Foram diversos os fatores econômicos e
sociais que contribuíram para o enorme crescimento desse mercado (por exemplo
existência de grande demanda reprimida, advento da alienação fiduciária de bem
imóvel e do Sistema de Financiamento Imobiliário, política de incentivo e
facilitação de acesso ao crédito, elevação do poder econômico da população em
geral), sendo o cenário marcado por acirrada disputa entre as construtoras e
incorporadoras, que se obrigam perante o mercado a lançar e entregar
quantidades crescentes de metros quadrados e empreendimentos.
Por parte dos adquirentes, tem-se a figura
mais comum do consumidor que adquire o imóvel com a intenção de ali fixar sua
residência.
Ocorre que esse vertiginoso crescimento
evidenciou uma série de práticas contrárias aos direitos dos adquirentes, tal
como a cobrança compulsória por serviços de corretagem e assessoria técnica,
estabelecimento de multa contratual apenas em face do adquirente ou, então, de
multas iniquas contra as incorporadoras, instituição de mandato com poderes
exacerbados, entre tantas outras.
A par de tantas irregularidades, aquela que
realmente parece capaz de tirar o adquirente do (sempre cômodo) estado de inércia,
em busca do Poder Judiciário, é o atraso na entrega das chaves, sobretudo
quando superado o chamado “prazo de tolerância”, que nada mais é do que um período,
estabelecido nos contratos padronizados de praticamente todas as
incorporadoras, somado ao prazo de vencimento da obrigação. Geralmente esse
prazo não ultrapassa cento e oitenta dias e tem sido aceito pela jurisprudência
como válido, justamente por conta das diversas variantes que podem atuar sobre
uma obra.
A ação mais comum, movida pelos adquirentes,
é aquela que persegue o ressarcimento dos danos, decorrentes da mora no
cumprimento da obrigação de entregar as chaves, tais como o preço dos alugueres
pagos durante o atraso, os custos com depósito de móveis, os danos morais (em
certas situações), os lucros cessantes e as penalidades contratuais[1]. Nesse
tipo de demanda o consumidor ainda pretende que a obrigação de entrega da
unidade seja adimplida pela construtora, limitando o seu pedido, assim, ao
ressarcimento dos danos relativos ao atraso.
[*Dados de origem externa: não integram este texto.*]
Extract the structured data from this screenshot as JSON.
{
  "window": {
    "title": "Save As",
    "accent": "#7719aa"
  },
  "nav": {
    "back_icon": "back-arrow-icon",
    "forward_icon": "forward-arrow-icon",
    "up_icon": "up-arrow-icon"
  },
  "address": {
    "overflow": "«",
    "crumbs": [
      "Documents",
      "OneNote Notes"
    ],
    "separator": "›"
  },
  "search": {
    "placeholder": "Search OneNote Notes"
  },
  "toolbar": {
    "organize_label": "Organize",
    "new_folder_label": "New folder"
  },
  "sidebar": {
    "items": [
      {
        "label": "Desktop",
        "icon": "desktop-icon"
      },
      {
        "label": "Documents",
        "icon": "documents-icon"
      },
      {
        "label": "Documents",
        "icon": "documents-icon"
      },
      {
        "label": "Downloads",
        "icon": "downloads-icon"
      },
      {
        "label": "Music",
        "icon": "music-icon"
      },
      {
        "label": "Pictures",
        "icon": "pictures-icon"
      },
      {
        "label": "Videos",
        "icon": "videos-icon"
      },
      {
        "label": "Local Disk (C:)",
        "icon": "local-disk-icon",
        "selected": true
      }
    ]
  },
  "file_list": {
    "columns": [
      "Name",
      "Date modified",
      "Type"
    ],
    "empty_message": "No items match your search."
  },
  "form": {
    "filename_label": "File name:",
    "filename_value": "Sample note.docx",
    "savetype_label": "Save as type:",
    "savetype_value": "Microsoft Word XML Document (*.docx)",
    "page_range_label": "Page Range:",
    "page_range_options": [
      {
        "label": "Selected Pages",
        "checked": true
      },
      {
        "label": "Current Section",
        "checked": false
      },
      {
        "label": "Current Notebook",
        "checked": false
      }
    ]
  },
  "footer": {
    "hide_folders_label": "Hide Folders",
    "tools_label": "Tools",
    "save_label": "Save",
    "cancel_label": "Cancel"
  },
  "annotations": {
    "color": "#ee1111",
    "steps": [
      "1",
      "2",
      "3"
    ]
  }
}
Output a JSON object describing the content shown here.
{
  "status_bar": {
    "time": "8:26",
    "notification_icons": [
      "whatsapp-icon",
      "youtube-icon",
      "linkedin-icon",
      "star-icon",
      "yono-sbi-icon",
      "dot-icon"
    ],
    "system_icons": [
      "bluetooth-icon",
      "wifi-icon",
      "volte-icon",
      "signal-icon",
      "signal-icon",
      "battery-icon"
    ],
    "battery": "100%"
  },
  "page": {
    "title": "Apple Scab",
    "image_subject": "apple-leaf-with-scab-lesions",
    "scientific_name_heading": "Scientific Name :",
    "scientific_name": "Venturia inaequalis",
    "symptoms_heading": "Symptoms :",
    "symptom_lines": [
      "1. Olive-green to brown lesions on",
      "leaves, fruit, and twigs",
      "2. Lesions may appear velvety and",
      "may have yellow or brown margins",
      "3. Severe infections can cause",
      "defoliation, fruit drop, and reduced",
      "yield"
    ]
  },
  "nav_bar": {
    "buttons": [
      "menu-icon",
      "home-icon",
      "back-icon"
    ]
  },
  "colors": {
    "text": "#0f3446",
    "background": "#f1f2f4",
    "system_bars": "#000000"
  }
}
No entanto, há também ações com pedido de
rescisão do contrato. Nesses casos, seja porque a mora é enorme, seja por não
haver mais interesse no cumprimento por parte do adquirente, torna-se inevitável
o reconhecimento do direito à rescisão contratual, com a devolução dos valores
pagos. Mas a pergunta que se faz é: além dos valores pagos pelo adquirente,
acrescentados dos consectários legais, faz ele jus ao recebimento de algum
valor adicional?
O presente artigo pretende analisar essa
situação e responder a pergunta lançada. Isso porque, como se verá, parece que
a jurisprudência, de forma geral, tem pouco refletido acerca dessa questão.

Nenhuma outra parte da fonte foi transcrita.